As mentioned in previous reviews, the following review will contain some minor spoilers for the events that happened in the most recent episodes, though the actual details of the story will be kept to a minimum. With that said No Going Back picks up immediately after the events of Amid the Ruins, meaning Clementine and her group are in the middle of a shootout.
Right off the bat players are immediately forced to make decisions that involve the group’s survival and put Clementine’s safety at risk. However while the episode might start full of danger, it slows down to a crawling pace which feels strange considering the fact that this is the final episode that must wrap things up. While the story takes these slow moments to try and develop the fraying connections holding the group together, players are given very little reason to care about two of the members of the group which makes one certain event feel like a disappointment as well as a poignant betrayal.
Of course the fact that you can feel betrayed by a character does wonders for Telltale’s writing; it also lacks credibility, even if the splintering of the group has been hinted throughout the last few episodes. It is also interesting to note that while this is Clementine’s journey, the main focus has been Kenny’s descent into darkness. Players have watched the downfall of Kenny throughout the season and his interactions with the rest of the group bring things to a head, often making players have to decide between agreeing with Kenny, trying to help the group, or attempt to stay neutral.
Although the story may begin to drag in the middle and lacks a fair amount of the drama found in the first season’s ending, there are still twists to be had and emotions can run raw due to the various events that occur throughout the episode, especially during a certain sequence. At the same time though, many of these emotions come from other characters whereas Clementine simply seems like she is along for the ride as she listens to their problems.
That being said, the weight of these characters’ emotions plays heavily into expanding them in the final episode, allowing players one more look at what they are struggling with. Nowhere do they run higher than at the conclusion where three different endings, and variations of those endings, are presented to the player. In a way that is a far cry from the first season, each of these endings feels satisfying in its own right, even if the meaning behind each ending is quite sad, but it will be very interesting to see exactly where Telltale will go from here.

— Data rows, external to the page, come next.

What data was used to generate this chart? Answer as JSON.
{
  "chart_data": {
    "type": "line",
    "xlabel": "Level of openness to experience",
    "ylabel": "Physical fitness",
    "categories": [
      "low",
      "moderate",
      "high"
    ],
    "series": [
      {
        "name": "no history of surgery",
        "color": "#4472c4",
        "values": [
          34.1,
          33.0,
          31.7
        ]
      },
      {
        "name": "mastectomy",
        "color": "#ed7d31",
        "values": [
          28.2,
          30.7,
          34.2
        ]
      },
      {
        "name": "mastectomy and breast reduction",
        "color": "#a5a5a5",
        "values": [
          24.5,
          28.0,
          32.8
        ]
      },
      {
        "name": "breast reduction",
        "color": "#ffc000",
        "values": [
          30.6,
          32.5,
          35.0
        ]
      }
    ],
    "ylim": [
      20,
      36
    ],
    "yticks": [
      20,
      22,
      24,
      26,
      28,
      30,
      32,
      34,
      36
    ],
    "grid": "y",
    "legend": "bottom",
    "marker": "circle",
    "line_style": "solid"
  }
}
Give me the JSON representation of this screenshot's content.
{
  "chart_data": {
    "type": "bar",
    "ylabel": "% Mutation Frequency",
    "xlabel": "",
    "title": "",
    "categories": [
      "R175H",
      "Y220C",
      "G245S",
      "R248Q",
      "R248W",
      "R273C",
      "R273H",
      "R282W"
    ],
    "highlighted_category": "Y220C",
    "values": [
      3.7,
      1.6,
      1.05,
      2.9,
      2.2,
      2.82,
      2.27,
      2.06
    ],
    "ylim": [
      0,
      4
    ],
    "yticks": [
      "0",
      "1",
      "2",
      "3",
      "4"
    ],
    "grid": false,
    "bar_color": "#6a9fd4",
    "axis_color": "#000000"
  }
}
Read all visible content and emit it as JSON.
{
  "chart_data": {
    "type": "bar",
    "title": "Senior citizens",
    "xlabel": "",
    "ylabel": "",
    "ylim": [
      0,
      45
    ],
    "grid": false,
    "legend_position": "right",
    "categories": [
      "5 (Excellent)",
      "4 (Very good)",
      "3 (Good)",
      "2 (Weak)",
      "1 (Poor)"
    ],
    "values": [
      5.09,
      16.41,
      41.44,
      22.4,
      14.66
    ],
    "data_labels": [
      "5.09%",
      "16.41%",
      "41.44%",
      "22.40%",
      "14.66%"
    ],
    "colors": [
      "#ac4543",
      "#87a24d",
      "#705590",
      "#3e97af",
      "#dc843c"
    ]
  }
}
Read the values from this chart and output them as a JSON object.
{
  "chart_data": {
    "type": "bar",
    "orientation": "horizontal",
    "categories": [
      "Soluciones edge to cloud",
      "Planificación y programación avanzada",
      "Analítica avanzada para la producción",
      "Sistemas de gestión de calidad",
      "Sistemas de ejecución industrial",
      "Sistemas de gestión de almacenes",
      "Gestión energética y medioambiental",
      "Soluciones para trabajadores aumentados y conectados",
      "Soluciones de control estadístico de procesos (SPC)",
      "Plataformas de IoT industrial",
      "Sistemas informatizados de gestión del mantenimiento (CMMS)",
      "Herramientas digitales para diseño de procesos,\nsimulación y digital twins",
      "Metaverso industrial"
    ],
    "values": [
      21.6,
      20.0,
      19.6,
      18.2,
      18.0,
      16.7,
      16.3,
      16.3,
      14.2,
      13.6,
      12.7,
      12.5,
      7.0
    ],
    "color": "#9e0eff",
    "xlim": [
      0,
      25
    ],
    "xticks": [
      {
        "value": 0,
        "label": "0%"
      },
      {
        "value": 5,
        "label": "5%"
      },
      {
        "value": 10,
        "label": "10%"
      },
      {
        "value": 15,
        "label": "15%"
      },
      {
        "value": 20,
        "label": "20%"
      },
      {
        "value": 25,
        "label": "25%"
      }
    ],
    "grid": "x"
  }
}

It is interesting to see how Telltale has managed to take a very simplistic set of mechanics and evolve them over time to give certain actions extra meaning. While the core gameplay still remains the same, it is in this episode where the mechanic involving slow actions helps give a scene extra meaning as players tend to someone instead of simply clicking a button and watching events unfold.
As mentioned above, player choice does play a role in how events unfold in the final endings which is an improvement over the first season where the ending was the same, only the journey in the final episode was altered. This gives players a chance to really feel like they are forming Clementine’s personality and resolve as they choose how she will respond and what actions she will take when she is forced to decide.
It is also worth noting that the series’ standard Rewind feature is also a very nice feature considering the game’s multiple ending options. While players may wish to simply stick with the ending that they originally received because they went with their gut feelings, it really helps give players an option to not only alter the way they wish the story to end, but also find out what else might have happened if they chose a different option.
Visuals & Audio
With winter closing in and snow blanketing everything, Telltale has chosen a different overall environment for players to navigate through but the standard comic book art style persists throughout No Going Back which continues to work wonders given the art style and the subtle emotions the developers can still draw from the characters.
The voice work continues to be as impressive as ever, especially with tensions running as high as they do in this final episode, showing that Telltale has an eye for good voice actors.
By placing players in control of Clementine Telltale Games gave us a game with a tone far different from that of the first season and they have managed to tell a successful and different story with a satisfying set of endings. By building tension over the past few episodes and having it pay off with No Going Back, players are in for quite an emotional experience. Even though this finale has its high points and low points, it concludes with Telltale being placed in an interesting position as they have hooked an audience that will be waiting to see how and if things will continue in the next season.